The StateManager provides configurable auto-wake: when a strategy or mode change is requested while sleeping, the robot can automatically wake first (controlled by auto_wake_on_strategy_change and auto_wake_on_mode_change, both default true).

CLI Mode Chaining

After a run completes, the CLI checks for maxim.requested_mode. If the agent requested a mode switch, the CLI re-executes with the new mode after a configurable delay (default 1.5s, adjustable via MAXIM_MODE_SWITCH_DELAY_S).

Initiative Calculation

How proactive Maxim is depends on three factors combined:

effective_initiative = min(mode.max_initiative, strategy.max_initiative)

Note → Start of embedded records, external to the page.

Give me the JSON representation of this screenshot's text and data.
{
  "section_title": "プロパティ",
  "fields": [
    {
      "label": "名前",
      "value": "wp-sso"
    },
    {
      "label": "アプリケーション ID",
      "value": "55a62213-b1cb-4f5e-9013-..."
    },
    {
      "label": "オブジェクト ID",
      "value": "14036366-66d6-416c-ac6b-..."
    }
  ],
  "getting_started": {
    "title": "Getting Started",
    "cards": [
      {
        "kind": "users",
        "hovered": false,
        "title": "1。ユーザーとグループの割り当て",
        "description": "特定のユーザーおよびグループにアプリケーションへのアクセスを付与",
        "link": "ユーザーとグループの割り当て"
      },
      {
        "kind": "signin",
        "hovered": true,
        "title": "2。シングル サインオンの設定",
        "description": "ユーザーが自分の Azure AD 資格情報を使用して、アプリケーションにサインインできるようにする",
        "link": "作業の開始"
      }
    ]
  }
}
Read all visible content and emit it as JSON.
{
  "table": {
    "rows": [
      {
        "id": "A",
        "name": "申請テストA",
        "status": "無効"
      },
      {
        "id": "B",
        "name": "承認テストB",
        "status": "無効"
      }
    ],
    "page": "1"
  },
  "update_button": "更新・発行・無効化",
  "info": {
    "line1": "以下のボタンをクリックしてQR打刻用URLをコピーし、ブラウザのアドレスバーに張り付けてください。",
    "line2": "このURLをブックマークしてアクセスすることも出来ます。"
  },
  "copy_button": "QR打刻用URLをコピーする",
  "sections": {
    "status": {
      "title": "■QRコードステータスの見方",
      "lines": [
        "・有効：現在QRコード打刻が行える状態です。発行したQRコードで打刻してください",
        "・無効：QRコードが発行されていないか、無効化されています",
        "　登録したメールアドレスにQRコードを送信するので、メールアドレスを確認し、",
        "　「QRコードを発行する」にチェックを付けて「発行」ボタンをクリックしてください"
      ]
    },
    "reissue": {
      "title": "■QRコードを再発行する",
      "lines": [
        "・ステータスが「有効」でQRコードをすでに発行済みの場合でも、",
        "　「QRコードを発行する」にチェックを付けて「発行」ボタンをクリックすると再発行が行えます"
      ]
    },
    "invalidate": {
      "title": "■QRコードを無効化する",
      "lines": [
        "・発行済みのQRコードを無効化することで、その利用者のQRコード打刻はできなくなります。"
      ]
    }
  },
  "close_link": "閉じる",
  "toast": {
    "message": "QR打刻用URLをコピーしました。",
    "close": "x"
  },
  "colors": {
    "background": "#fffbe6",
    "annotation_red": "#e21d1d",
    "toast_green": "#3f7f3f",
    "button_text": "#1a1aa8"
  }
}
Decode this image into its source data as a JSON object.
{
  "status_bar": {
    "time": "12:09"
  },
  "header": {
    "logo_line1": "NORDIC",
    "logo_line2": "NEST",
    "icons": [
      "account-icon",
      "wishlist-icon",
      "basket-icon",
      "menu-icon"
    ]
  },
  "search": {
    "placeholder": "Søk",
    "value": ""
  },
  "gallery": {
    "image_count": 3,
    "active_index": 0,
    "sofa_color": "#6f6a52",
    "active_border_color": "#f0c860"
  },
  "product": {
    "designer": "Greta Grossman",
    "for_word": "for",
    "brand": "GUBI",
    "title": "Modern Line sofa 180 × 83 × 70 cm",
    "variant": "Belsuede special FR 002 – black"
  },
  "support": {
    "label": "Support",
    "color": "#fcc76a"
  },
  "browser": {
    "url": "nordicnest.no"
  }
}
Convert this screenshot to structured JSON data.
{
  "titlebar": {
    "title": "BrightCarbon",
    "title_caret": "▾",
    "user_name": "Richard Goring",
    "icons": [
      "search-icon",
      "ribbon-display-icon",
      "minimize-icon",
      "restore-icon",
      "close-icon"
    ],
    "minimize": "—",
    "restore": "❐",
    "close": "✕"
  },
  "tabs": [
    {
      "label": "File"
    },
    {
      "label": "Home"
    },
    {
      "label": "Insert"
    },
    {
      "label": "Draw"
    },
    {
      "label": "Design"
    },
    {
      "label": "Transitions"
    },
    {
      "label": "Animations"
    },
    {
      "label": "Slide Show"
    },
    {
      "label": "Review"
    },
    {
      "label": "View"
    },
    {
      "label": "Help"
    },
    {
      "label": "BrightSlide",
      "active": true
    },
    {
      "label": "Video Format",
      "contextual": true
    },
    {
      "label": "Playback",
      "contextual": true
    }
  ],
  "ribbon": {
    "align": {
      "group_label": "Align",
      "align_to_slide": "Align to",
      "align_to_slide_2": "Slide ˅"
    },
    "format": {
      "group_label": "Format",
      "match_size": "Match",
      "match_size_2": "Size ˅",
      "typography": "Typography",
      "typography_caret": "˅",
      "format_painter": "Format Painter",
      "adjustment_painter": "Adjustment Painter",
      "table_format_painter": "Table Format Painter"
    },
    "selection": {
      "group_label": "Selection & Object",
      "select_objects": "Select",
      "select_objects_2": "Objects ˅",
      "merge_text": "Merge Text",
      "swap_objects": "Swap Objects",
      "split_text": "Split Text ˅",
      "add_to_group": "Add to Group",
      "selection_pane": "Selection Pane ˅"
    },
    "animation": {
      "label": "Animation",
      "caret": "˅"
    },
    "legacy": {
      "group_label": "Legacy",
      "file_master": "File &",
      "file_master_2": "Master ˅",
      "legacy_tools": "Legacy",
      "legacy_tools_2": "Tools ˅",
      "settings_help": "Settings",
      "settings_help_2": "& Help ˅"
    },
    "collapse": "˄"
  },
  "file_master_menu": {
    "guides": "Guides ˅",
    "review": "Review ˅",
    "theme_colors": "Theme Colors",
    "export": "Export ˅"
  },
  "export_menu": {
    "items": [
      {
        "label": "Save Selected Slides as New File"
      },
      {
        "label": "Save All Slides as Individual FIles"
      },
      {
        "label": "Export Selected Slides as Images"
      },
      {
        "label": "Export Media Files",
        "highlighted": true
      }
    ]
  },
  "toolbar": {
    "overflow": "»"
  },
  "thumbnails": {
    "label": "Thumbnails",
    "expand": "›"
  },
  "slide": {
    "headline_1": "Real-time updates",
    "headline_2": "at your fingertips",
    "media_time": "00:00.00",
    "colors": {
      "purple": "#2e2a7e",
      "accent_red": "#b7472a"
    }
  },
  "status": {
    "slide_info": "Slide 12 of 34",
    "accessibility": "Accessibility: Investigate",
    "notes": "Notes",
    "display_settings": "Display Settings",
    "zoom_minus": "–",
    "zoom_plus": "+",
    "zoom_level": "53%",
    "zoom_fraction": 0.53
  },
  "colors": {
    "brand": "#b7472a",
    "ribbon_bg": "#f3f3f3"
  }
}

The operational mode sets the ceiling; the strategy can only lower it. This means a passive robot never becomes proactive regardless of strategy, and an active robot with the observe strategy stays reactive.

Example Combinations

Configuration Mode Init. Strategy Init. Effective
Passive + Observe 0.3 0.2 0.2
Passive + Reflect 0.3 0.3 0.3
Active + Observe 0.7 0.2 0.2
Active + Explore 0.7 0.8 0.7
Singularity + Explore 1.0 0.8 0.8
Singularity + Research 1.0 0.7 0.7

For live mode specifically, the LiveModeIntent adds a third factor: the agent's self-tuned initiative (bounded 0.3–0.8). This creates a three-way minimum that the agent can adjust based on experience.